Posted On : 2013-01-22 21:31:22( TIMEZONE : IST )

HUL - 3QFY2013 Result Review - Angel Broking

HUL (CMP: Rs.482 / TP: - / Upside: -)

HUL has delivered a disappointing set of numbers for 3QFY2013. 5% underlying volume growth for domestic consumer business is the lowest in the last three years. Net sales rose by 10.3% yoy to Rs.6,434cr. While the low margin Soaps and Detergents division posted a 20% sales growth, the Personal Products division disappointed with a modest 13% sales growth. OPM fell by 122bp yoy to 13.5%, due to higher input costs and Rs.132cr of higher advertisement and promotion expenses (up 100bp yoy). The bottom-line rose by 15.6% yoy to Rs.871cr, aided largely by the 85.5% increase in other income to Rs.355cr.

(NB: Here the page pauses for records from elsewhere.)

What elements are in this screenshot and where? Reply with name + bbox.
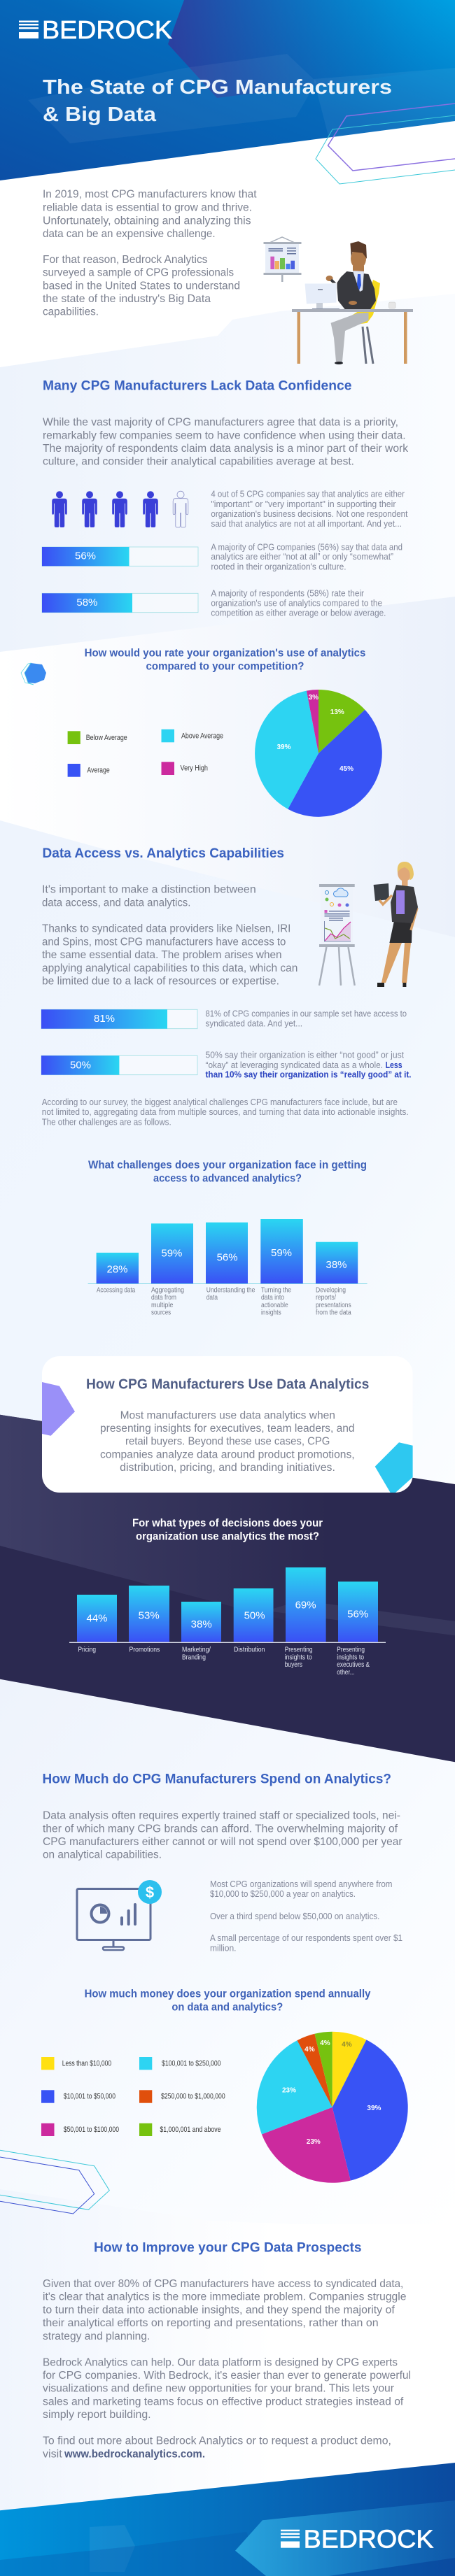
- question: competition rating: [85, 647, 365, 672]
- legend: spend: $1,000,001 and above: [160, 2126, 221, 2134]
- title: The State of CPG Manufacturers: [43, 76, 392, 99]
- pie chart: spend: 23%: [307, 2138, 321, 2146]
- legend: spend: $10,001 to $50,000: [64, 2093, 115, 2101]
- text: improve body: simply report building.: [43, 2409, 151, 2421]
- bar chart: decisions: Distribution: [234, 1645, 265, 1653]
- text: improve body: [43, 2278, 411, 2460]
- text: improve body: Given that over 80% of CPG manufacturers have access to syndicated data,: [43, 2278, 403, 2290]
- bar chart: challenges: reports/: [316, 1293, 336, 1302]
- card heading: How CPG Manufacturers Use Data Analytics: [86, 1377, 369, 1393]
- text: biggest challenges: not limited to, aggregating data from multiple sources, and turning that data into actionable insights.: [42, 1107, 409, 1117]
- intro text: data can be an expensive challenge.: [43, 228, 216, 240]
- title: [43, 76, 392, 126]
- text: 56%: rooted in their organization's culture.: [211, 562, 346, 572]
- text: spend intro: [43, 1810, 402, 1861]
- section: lack of data confidence: [42, 379, 408, 618]
- text: 81%: [206, 1009, 407, 1029]
- progress bar 58%: [42, 593, 198, 613]
- question: challenges: [88, 1160, 367, 1184]
- text: 56%: [211, 543, 402, 572]
- legend: competition rating: Average: [87, 766, 110, 774]
- text: improve body: visualizations and define new opportunities for your brand. This lets your: [43, 2383, 394, 2395]
- dark band background: [0, 1415, 455, 1762]
- paragraph: While the vast majority of CPG manufacturers agree that data is a priority,: [43, 416, 398, 428]
- text: 4 out of 5: [211, 490, 408, 529]
- text: spend facts: A small percentage of our respondents spent over $1: [210, 1933, 402, 1943]
- intro text: reliable data is essential to grow and thrive.: [43, 201, 252, 213]
- paragraph: remarkably few companies seem to have confidence when using their data.: [43, 429, 406, 441]
- pie chart: competition rating: 3%: [309, 694, 318, 702]
- bar chart: decisions: 53%: [139, 1609, 160, 1621]
- intro text: Unfortunately, obtaining and analyzing this: [43, 215, 251, 227]
- question: challenges: What challenges does your organization face in getting: [88, 1160, 367, 1172]
- decorative hexagon outlines, lower left: [0, 2150, 109, 2214]
- title: & Big Data: [43, 104, 157, 126]
- intro text: [43, 189, 257, 318]
- bar chart: challenges: sources: [151, 1309, 171, 1317]
- text: 81%: syndicated data. And yet...: [206, 1019, 302, 1029]
- bar chart: decisions: 44%: [86, 1612, 108, 1624]
- card text: presenting insights for executives, team leaders, and: [100, 1423, 355, 1435]
- icon: monitor with dollar: [77, 1880, 162, 1950]
- text: data access intro: [42, 884, 298, 988]
- bar chart: decisions: [69, 1567, 386, 1677]
- bar chart: decisions: other...: [337, 1668, 355, 1677]
- heading: Many CPG Manufacturers Lack Data Confidence: [43, 379, 351, 394]
- legend: spend: $250,000 to $1,000,000: [161, 2093, 225, 2101]
- text: improve body: strategy and planning.: [43, 2331, 150, 2342]
- pie chart: competition rating: [255, 690, 382, 817]
- bar chart: decisions: 56%: [347, 1609, 368, 1621]
- text: 4 out of 5: "important" or "very important" in supporting their: [211, 499, 396, 509]
- text: 4 out of 5: 4 out of 5 CPG companies say that analytics are either: [211, 490, 405, 499]
- progress bar 50%: [41, 1055, 197, 1075]
- bar chart: decisions: Promotions: [129, 1645, 160, 1653]
- bar chart: challenges: [88, 1219, 368, 1317]
- bar chart: challenges: insights: [261, 1309, 281, 1317]
- text: improve body: visit: [43, 2448, 62, 2460]
- card text: [100, 1409, 355, 1474]
- legend: competition rating: [68, 730, 223, 777]
- intro text: For that reason, Bedrock Analytics: [43, 254, 208, 266]
- text: 50%: 50% say their organization is either “not good” or just: [206, 1051, 404, 1060]
- bar chart: challenges: Understanding the: [206, 1286, 255, 1294]
- text: spend intro: ther of which many CPG brands can afford. The overwhelming majority of: [43, 1823, 398, 1835]
- pie chart: spend: 4%: [342, 2041, 352, 2049]
- pie chart: spend: 23%: [282, 2087, 296, 2095]
- icon: monitor with dollar: $: [146, 1884, 154, 1901]
- illustration: flip chart: [319, 884, 355, 985]
- bar chart: decisions: insights to: [337, 1653, 364, 1661]
- text: 58%: organization's use of analytics compared to the: [211, 599, 382, 609]
- text: spend facts: million.: [210, 1943, 237, 1953]
- text: 81%: 81% of CPG companies in our sample set have access to: [206, 1009, 407, 1018]
- intro text: the state of the industry's Big Data: [43, 293, 211, 305]
- pie chart: spend: [257, 2032, 408, 2183]
- legend: spend: Less than $10,000: [62, 2059, 111, 2068]
- bar chart: challenges: 59%: [161, 1248, 182, 1260]
- pie chart: spend: 4%: [304, 2046, 315, 2054]
- bar chart: decisions: 69%: [295, 1599, 316, 1611]
- bar chart: decisions: executives &: [337, 1660, 370, 1669]
- progress bar 56%: 56%: [75, 550, 96, 562]
- heading: improve: How to Improve your CPG Data Prospects: [94, 2240, 362, 2255]
- bar chart: decisions: 50%: [244, 1609, 265, 1621]
- text: 50%: [206, 1051, 412, 1080]
- intro text: capabilities.: [43, 306, 99, 318]
- illustration: presentation board: [263, 237, 301, 282]
- logo: Bedrock footer: BEDROCK: [304, 2525, 433, 2554]
- text: improve body: Bedrock Analytics can help. Our data platform is designed by CPG experts: [43, 2356, 398, 2368]
- bar chart: decisions: Presenting: [337, 1645, 365, 1653]
- text: spend facts: Most CPG organizations will spend anywhere from: [210, 1879, 392, 1889]
- intro text: based in the United States to understand: [43, 280, 240, 292]
- bar chart: challenges: data into: [261, 1293, 284, 1302]
- intro text: In 2019, most CPG manufacturers know that: [43, 189, 257, 201]
- bar chart: decisions: 38%: [191, 1618, 212, 1630]
- bar chart: decisions: Branding: [182, 1653, 206, 1661]
- heading: data access: Data Access vs. Analytics Capabilities: [42, 846, 284, 861]
- illustration: man at desk: [292, 241, 413, 364]
- decorative hexagon outlines: [316, 104, 455, 184]
- question: decisions: [132, 1518, 323, 1542]
- text: 50%: “okay” at leveraging syndicated data as a whole.: [206, 1060, 383, 1070]
- paragraph: culture, and consider their analytical capabilities average at best.: [43, 456, 354, 468]
- text: 50%: than 10% say their organization is “really good” at it.: [206, 1070, 412, 1080]
- text: spend intro: CPG manufacturers either cannot or will not spend over $100,000 per year: [43, 1836, 402, 1848]
- question: spend: [85, 1988, 370, 2013]
- text: data access intro: the same essential data. The problem arises when: [42, 949, 282, 961]
- question: challenges: access to advanced analytics?: [153, 1172, 302, 1184]
- text: spend facts: Over a third spend below $50,000 on analytics.: [210, 1912, 379, 1921]
- card text: retail buyers. Beyond these use cases, CPG: [125, 1436, 330, 1448]
- bar chart: challenges: 56%: [217, 1251, 238, 1263]
- progress bar 56%: [42, 547, 198, 566]
- progress bar 50%: 50%: [70, 1059, 91, 1071]
- paragraph: [43, 416, 408, 468]
- bar chart: challenges: data: [206, 1293, 218, 1302]
- text: spend intro: Data analysis often requires expertly trained staff or specialized tools, nei-: [43, 1810, 400, 1822]
- text: biggest challenges: According to our survey, the biggest analytical challenges CPG manufacturers face include, but are: [42, 1097, 398, 1107]
- pie chart: competition rating: 13%: [330, 709, 344, 716]
- intro text: surveyed a sample of CPG professionals: [43, 267, 234, 279]
- question: decisions: For what types of decisions does your: [132, 1518, 323, 1530]
- card text: companies analyze data around product promotions,: [100, 1449, 355, 1460]
- text: improve body: sales and marketing teams focus on effective product strategies instead of: [43, 2396, 404, 2407]
- decor: cyan hexagon: [375, 1442, 413, 1493]
- question: spend: How much money does your organization spend annually: [85, 1988, 370, 2000]
- text: data access intro: applying analytical capabilities to this data, which can: [42, 962, 298, 974]
- bar chart: challenges: 59%: [271, 1247, 292, 1259]
- text: biggest challenges: [42, 1097, 409, 1127]
- decor: purple hexagon: [42, 1382, 75, 1436]
- text: improve body: their analytical efforts on reporting and presentations, rather than on: [43, 2317, 379, 2329]
- progress bar 81%: [41, 1009, 197, 1029]
- text: 56%: analytics are either “not at all” or only “somewhat”: [211, 552, 393, 562]
- question: competition rating: How would you rate your organization's use of analytics: [85, 647, 365, 659]
- bar chart: challenges: 28%: [106, 1263, 128, 1275]
- illustration: woman with tablet: [374, 862, 418, 987]
- text: data access intro: Thanks to syndicated data providers like Nielsen, IRI: [42, 923, 290, 935]
- card text: Most manufacturers use data analytics when: [120, 1409, 335, 1421]
- question: competition rating: compared to your competition?: [146, 660, 304, 672]
- question: decisions: organization use analytics the most?: [136, 1530, 319, 1542]
- bar chart: decisions: Marketing/: [182, 1645, 211, 1653]
- text: data access intro: be limited due to a lack of resources or expertise.: [42, 976, 279, 988]
- icon: small hexagon: [21, 663, 46, 685]
- legend: competition rating: Very High: [181, 764, 208, 773]
- legend: competition rating: Below Average: [86, 734, 127, 742]
- pie chart: competition rating: 39%: [276, 743, 291, 751]
- text: improve body: To find out more about Bedrock Analytics or to request a product demo,: [43, 2435, 391, 2447]
- bar chart: challenges: Turning the: [261, 1286, 291, 1294]
- bar chart: challenges: data from: [151, 1293, 176, 1302]
- progress bar 58%: 58%: [76, 597, 97, 609]
- progress bar 81%: 81%: [94, 1013, 115, 1025]
- pie chart: spend: 4%: [320, 2040, 330, 2047]
- bar chart: challenges: from the data: [316, 1309, 351, 1317]
- bar chart: decisions: insights to: [285, 1653, 312, 1661]
- text: improve body: www.bedrockanalytics.com.: [64, 2448, 205, 2460]
- pie chart: competition rating: 45%: [340, 765, 354, 773]
- bar chart: challenges: presentations: [316, 1301, 351, 1309]
- header banner: [0, 0, 455, 180]
- panel: how manufacturers use analytics: [42, 1356, 413, 1493]
- text: spend facts: $10,000 to $250,000 a year on analytics.: [210, 1889, 356, 1899]
- legend: spend: $50,001 to $100,000: [64, 2126, 119, 2134]
- bar chart: challenges: Aggregating: [151, 1286, 184, 1294]
- bar chart: decisions: buyers: [285, 1660, 302, 1669]
- text: data access intro: data access, and data analytics.: [42, 897, 190, 909]
- text: 58%: A majority of respondents (58%) rate their: [211, 588, 364, 598]
- text: improve body: to turn their data into actionable insights, and they spend the majority of: [43, 2304, 396, 2316]
- pie chart: spend: 39%: [367, 2105, 382, 2112]
- bar chart: decisions: Presenting: [285, 1645, 313, 1653]
- text: 56%: A majority of CPG companies (56%) say that data and: [211, 543, 402, 553]
- text: biggest challenges: The other challenges are as follows.: [42, 1117, 172, 1127]
- question: spend: on data and analytics?: [172, 2001, 283, 2013]
- legend: competition rating: Above Average: [181, 732, 223, 740]
- bar chart: decisions: Pricing: [78, 1645, 96, 1653]
- text: data access intro: It's important to make a distinction between: [42, 884, 256, 896]
- text: improve body: for CPG companies. With Bedrock, it's easier than ever to generate powerful: [43, 2370, 411, 2382]
- card text: distribution, pricing, and branding initiatives.: [120, 1462, 335, 1474]
- text: 4 out of 5: said that analytics are not at all important. And yet...: [211, 519, 402, 529]
- text: 58%: competition as either average or below average.: [211, 609, 386, 618]
- text: 50%: Less: [386, 1060, 402, 1070]
- text: 58%: [211, 588, 386, 618]
- text: spend facts: [210, 1879, 402, 1953]
- text: spend intro: on analytical capabilities.: [43, 1849, 162, 1861]
- legend: spend: $100,001 to $250,000: [162, 2059, 221, 2068]
- bar chart: challenges: 38%: [326, 1259, 347, 1271]
- legend: spend: [41, 2057, 225, 2136]
- logo: Bedrock: BEDROCK: [42, 15, 172, 44]
- text: improve body: it's clear that analytics is the more immediate problem. Companies struggle: [43, 2291, 406, 2303]
- paragraph: The majority of respondents claim data analysis is a minor part of their work: [43, 443, 408, 455]
- heading: spend: How Much do CPG Manufacturers Spend on Analytics?: [42, 1772, 391, 1786]
- text: 4 out of 5: organization's business decisions. Not one respondent: [211, 509, 408, 519]
- text: data access intro: and Spins, most CPG manufacturers have access to: [42, 936, 286, 948]
- bar chart: challenges: multiple: [151, 1301, 174, 1309]
- bar chart: challenges: actionable: [261, 1301, 288, 1309]
- bar chart: challenges: Accessing data: [97, 1286, 135, 1294]
- bar chart: challenges: Developing: [316, 1286, 346, 1294]
- icon: 4 of 5 people: [52, 491, 188, 527]
- footer banner: [0, 2463, 455, 2576]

The Board of Directors of the company has approved an incremental royalty payment of 1.75% of turnover payable to the parent group Unilever. Currently the company pays 1.4% of turnover as royalty, which will be increased to 3.15% based on a new agreement which would be effective from February 1, 2013.The royalty would be increased in a phased manner from February 2013 till March 31, 2018. For the period February 1, 2013 to March 31, 2014 the additional impact would be 0.5% of turnover. We expect the increase in royalty to have an impact of Rs.0.5/share on FY2014E EPS. We maintain our Neutral view on the stock.